The problem being that this year on Saturday you had a ton of rock, hip-hop(?), and radio-friendly bands, and then you mix in Gojira and Mastodon, which I’m assuming is just merely to satisfy people that are the likes of me. Unfortunately, that didn’t satisfy me but instead did the opposite, and I heard many discussions throughout the day from people sitting down drinking beers waiting for real metal to come on complaining about the lack of really good metal such as Gojira and Mastodon. Sunday I showed up late due to some personal things, but also because I had no desire to sit through a whole day just to wait for Ozzy.

Please see Ozzfest Meets Knotfest, and you’ll see that Metal, real metal, stacked metal shows are making money, but I guess so is Aftershock. I just feel that Aftershock has become somewhat a mirror image of the city it’s in when we talk about live music – it doesn’t have an identity, and in that confusion not having an identity alienates a lot of people that are willing to spend even more money.
Now the positive since I’ve drawn you in with my biased negativity. NIN and Ozzy were a clear massive huge mondo win. NIN played a ton of great hits, and I haven’t seen that large of a crowd that charged up in a long time. Trent sounded better than I’ve heard him in quite some time and brought a basic, but insanely thoughtful light/stage show with them that really worked for that set of songs. It truly brought me back to realizing why I loved NIN all those years ago when The Downward Spiral first came out. Kudos.

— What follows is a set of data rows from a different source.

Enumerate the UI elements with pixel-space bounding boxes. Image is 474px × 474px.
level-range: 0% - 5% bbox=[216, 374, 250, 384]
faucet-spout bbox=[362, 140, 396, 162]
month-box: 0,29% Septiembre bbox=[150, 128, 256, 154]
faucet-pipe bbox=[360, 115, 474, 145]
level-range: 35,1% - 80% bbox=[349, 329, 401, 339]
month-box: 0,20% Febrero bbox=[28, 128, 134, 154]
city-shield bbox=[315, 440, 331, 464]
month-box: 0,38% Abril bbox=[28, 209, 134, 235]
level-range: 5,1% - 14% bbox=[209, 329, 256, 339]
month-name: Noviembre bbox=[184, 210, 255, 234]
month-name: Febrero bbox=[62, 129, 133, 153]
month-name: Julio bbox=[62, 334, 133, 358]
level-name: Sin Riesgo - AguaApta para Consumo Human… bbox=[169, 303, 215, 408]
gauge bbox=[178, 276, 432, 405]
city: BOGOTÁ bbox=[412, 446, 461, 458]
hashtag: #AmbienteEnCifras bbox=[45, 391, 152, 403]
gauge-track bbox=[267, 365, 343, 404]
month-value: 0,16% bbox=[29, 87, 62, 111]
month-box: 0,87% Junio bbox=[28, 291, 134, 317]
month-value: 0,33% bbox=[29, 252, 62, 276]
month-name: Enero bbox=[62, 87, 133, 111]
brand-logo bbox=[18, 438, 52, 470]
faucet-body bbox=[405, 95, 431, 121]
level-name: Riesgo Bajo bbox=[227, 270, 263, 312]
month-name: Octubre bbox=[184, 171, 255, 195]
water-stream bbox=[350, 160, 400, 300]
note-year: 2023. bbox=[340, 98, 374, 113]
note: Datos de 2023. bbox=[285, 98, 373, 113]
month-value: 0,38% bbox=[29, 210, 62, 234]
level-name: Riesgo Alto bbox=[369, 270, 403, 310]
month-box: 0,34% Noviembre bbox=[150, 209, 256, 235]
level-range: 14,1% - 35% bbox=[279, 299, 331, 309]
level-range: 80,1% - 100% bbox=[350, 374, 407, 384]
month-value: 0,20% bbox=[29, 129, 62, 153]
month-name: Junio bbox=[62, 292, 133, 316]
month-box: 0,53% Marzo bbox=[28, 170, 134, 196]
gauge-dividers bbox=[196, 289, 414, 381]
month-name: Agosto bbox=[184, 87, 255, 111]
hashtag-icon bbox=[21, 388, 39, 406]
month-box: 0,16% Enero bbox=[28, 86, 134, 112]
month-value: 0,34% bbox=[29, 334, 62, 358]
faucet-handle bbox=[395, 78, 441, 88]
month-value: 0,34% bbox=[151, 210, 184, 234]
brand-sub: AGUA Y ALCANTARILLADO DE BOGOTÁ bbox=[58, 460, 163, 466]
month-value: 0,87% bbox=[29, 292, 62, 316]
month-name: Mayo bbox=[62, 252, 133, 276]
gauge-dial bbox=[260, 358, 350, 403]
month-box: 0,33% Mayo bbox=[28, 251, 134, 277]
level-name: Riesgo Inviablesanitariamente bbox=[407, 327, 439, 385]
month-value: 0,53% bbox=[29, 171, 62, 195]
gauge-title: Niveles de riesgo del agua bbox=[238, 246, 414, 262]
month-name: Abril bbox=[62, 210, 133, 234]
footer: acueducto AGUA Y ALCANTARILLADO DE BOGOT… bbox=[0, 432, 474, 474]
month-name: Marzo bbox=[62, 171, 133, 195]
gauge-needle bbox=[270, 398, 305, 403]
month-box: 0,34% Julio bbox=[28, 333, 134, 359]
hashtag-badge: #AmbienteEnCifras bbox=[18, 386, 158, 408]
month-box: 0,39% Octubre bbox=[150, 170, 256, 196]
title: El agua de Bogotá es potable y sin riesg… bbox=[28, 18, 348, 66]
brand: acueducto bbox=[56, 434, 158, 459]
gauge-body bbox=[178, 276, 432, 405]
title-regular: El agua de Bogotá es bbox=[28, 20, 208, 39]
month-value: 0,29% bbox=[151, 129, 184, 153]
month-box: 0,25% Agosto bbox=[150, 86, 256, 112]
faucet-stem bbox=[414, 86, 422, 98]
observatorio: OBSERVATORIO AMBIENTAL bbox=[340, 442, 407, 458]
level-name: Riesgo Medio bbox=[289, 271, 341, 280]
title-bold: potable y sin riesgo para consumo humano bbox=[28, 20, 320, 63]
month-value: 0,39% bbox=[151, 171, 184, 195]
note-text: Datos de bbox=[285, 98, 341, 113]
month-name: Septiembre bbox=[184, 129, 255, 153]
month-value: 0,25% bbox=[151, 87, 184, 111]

Ozzy was well, Ozzy basically, I’ve now seen him 16 times, mostly on Ozzfest’s, but I always make a point to catch him everywhere because he’s such a presence on stage, a true living legend. I can’t say how many times I’ve seen Zakk Wylde but let’s say a lot. This Ozzy set was your basic, fun, energized Ozzy set, but the crowd in Sacramento, you could tell down in the pit has been waiting a long, long time for the madman to return to a city that he’s canceled more shows than played. I was standing next to one man around his mid 30’s that started crying, crying when Ozzy came out, this is the effect that he has on crowds, and this isn’t the first time I’ve seen it. I would say the only difference I saw in this Ozzy set was a moment when Zakk walked down into the crowd and went into what had to be a 20-minute guitar solo and Ozzy crossed his arms staring out at the crowd and then said very quietly, “Zakk Wylde Ladies and Gentleman.” It was that moment that I realized, and maybe I’m making some assumptions here, but perhaps Ozzy realized that he can’t control Zakk anymore, that Zakk Wylde is a brand, an uncontrollable monstrosity of a guitarist brand, not just Ozzy Osbourne anymore. In fact, I would go as far as to say that it genuinely is Ozzy and Zakk, a brand forged together over the years, the ones that understand each other better than any other duo.

Either way, Aftershock 2017 was a clear win for Danny Wimmer and a clear win for the city of Sacramento, but I fear that if it doesn’t find it’s identity soon, that it may never be able to recover with certain fan bases, and I want the best for this festival, I want to see it grow bigger and badder and I do believe that as far as headliners go, they’re in the right direction, but please, give us obscure metal and watch the crowds grow, stack the lineups a bit differently and take a note from Ozzfest meets Knotfest side stages, they did an incredible job this year putting together the lineup and start to carve out an identity for this festival and in turn Sacramento, and please no more Five Finger Death Punch.